# until/till



## Encolpius

Hello, I've realized I'm confused about how to translate untill/till into Hungarian correctly. I've learnt until/till is followed by positive statement while unless by negative one. 

1) Let's wait until the rain stops. 

That's easy: Várjunk, míg eláll az eső. 
Várjunk, míg nem áll el az eső. (wrong??)

2) Wait here until I call you. 

Várj itt, amíg *nem *foglak hívni. (I think it is correct)
Várj itt, amíg hívni foglak. (sounds strange)
Várj itt, amíg nem hívlak.  

So my simple question is: what tense is required in Hungarian after until/till? I am really confused. Thanks.


----------



## Zsanna

You can use affirmative or negative in Hungarian after the until.

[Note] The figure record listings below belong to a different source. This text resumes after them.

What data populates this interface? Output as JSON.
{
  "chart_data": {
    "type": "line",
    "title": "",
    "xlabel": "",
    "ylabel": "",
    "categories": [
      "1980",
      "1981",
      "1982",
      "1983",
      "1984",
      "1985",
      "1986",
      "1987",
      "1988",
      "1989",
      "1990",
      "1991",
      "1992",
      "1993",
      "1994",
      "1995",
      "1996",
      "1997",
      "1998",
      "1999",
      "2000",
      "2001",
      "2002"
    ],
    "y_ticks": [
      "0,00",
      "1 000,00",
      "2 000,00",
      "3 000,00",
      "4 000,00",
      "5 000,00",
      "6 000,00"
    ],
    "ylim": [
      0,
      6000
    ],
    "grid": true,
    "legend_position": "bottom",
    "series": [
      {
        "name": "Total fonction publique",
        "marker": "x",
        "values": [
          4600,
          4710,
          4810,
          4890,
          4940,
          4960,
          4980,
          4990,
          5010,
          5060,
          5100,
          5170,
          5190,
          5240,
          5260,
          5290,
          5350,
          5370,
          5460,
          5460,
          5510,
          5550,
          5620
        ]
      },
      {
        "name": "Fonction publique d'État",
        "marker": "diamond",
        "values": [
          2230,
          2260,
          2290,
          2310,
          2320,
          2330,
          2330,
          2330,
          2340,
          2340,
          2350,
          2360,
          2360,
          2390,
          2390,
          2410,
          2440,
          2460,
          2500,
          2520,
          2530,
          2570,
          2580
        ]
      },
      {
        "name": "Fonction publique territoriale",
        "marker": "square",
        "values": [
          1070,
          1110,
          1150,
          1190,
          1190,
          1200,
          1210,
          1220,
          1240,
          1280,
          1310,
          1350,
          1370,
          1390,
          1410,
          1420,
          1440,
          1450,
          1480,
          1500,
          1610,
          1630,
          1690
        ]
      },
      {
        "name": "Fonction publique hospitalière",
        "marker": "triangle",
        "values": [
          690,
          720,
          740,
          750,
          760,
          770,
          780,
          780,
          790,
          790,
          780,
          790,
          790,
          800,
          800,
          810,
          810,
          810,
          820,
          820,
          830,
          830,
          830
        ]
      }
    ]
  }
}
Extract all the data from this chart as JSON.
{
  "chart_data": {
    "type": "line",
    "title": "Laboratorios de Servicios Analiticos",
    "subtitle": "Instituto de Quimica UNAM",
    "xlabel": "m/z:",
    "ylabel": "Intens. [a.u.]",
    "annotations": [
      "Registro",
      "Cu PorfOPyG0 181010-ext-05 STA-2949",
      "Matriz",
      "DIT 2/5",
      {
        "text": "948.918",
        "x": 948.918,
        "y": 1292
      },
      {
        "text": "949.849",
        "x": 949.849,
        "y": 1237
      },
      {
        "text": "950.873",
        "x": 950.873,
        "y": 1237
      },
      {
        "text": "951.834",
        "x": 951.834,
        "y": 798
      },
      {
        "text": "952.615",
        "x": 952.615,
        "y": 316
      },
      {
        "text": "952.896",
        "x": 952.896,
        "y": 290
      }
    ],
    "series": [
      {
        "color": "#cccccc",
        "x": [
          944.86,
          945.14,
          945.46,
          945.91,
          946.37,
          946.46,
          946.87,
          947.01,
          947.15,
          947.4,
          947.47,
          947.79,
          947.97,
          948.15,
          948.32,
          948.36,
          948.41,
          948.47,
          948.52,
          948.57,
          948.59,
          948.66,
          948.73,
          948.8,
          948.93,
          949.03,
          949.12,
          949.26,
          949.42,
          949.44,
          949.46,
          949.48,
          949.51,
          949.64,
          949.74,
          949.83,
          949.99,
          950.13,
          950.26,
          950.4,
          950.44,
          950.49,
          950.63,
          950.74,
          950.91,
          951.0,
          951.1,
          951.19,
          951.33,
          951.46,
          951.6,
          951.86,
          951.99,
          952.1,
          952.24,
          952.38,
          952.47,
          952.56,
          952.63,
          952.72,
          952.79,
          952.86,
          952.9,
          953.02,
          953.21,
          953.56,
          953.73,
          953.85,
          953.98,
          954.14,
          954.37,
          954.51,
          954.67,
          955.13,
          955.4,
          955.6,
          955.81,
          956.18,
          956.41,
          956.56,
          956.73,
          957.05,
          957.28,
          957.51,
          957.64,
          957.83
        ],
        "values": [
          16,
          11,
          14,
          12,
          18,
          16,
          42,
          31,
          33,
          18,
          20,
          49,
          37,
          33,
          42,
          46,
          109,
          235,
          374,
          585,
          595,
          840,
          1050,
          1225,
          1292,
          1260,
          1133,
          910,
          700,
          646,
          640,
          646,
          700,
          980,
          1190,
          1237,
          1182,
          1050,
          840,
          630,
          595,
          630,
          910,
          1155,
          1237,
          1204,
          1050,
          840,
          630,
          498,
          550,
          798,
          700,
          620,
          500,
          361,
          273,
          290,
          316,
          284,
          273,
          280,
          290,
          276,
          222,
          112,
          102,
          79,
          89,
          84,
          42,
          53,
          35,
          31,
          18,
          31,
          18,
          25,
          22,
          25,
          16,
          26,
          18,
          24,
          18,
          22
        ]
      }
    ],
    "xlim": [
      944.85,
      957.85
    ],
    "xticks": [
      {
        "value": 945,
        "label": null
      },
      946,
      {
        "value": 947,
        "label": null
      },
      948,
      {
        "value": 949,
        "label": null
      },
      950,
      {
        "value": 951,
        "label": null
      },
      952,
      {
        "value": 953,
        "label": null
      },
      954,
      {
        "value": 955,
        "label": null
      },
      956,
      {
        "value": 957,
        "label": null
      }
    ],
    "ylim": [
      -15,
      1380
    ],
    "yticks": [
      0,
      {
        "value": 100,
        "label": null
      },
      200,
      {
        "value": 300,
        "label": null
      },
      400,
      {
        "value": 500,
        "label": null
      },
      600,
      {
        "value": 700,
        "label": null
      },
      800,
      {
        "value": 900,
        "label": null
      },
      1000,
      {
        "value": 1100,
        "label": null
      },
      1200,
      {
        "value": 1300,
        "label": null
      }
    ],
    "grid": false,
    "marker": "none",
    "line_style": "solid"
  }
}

Let's wait until the rain stops.
a) Várjunk, míg eláll az eső!
b) Várjunk, míg el nem áll az eső!

Wait here until I call you.
a) Várj itt, amíg *nem *foglak hívni. (I think it just complicates things to introduce "foglak" because without it, it's OK -> see c))
I'd avoid it, it doesn't sound right - even though I can imagine that there are people who say it.

b) Várj itt, amíg hívlak/hívni foglak! Again, better without the "foglak" but even with it it is less strange than the one above. 
It certainly sounds better like this: Várj itt, majd hívlak.

c) Várj itt, amíg nem hívlak!

I would think that *unless* (_hacsak nem_...) is another kettle of fish.


----------